Underneath The Water's Surface
You may notice that waves are shaped differently. While swells are created far from the coast, their shape is due primarily to the underlying seabed. Similar to dry land, the ocean's floor is filled with inclines and declines (along with abrupt topographical changes due to reefs and other objects). As a wave pushes over an incline on the oceans' floor, the wave's top is thrown forward. If a swell rides along a constant slope in the ocean's floor, it can form a peel until the slope ends. When the ocean floor is completely flat with very little variation in depth, the waves and swells are often mild (and boring for many surfers).

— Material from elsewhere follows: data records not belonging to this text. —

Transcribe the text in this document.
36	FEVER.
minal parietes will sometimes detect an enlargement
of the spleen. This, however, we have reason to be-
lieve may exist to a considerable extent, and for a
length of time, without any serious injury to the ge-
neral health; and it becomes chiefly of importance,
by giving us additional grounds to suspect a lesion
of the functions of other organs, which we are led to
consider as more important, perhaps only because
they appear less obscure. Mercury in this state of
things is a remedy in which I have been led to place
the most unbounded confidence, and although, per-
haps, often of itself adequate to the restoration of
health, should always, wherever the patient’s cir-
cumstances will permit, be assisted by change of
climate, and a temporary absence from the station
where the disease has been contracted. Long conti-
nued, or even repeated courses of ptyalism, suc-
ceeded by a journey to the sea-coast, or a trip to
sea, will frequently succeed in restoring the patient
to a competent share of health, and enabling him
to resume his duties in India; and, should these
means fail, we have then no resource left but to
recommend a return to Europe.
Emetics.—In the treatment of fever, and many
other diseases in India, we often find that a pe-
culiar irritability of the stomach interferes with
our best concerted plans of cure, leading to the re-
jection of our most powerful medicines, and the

A lot of surfers have grown accustomed to the varying conditions of popular surfing locations. They understand the changing topography of these areas. In some places, the ocean's floor can experience dramatic changes from week to week. While this can make the size and intensity of the swells unpredictable, it also allows surfers to enjoy a variety of surfing conditions. Many surfers use forecasting tools to follow the swells as they change in different places around the world.
Surfing With The Seasons
Not only are the dynamics of a swell dictated by changes in the ocean's topography, they can also change by season. Winter usually brings more intense swells to coastlines that experience tropical storms. These low-pressure cells mix with high winds to create long-lasting wave durations that slowly build in intensity. Summer can also bring larger swells. Many surfing locations experience cyclones off their coasts that can create unpredictable wave conditions.
The Perpetual Pursuit
Some surfers are content to visit their local beaches when time permits them to do so. They enjoy the swells that nature provides in their area. Other surfers prefer to chase the best surfing conditions around the world. By using technology and tracking tools, they can identify where topographical changes will yield the best waves. Many of these prime surfing conditions only last for a few days. For these surfers, maintaining the flexibility to pursue these conditions becomes a way of life. Surfing and the hydrodynamics that control the swells can lure anyone into its seductive embrace.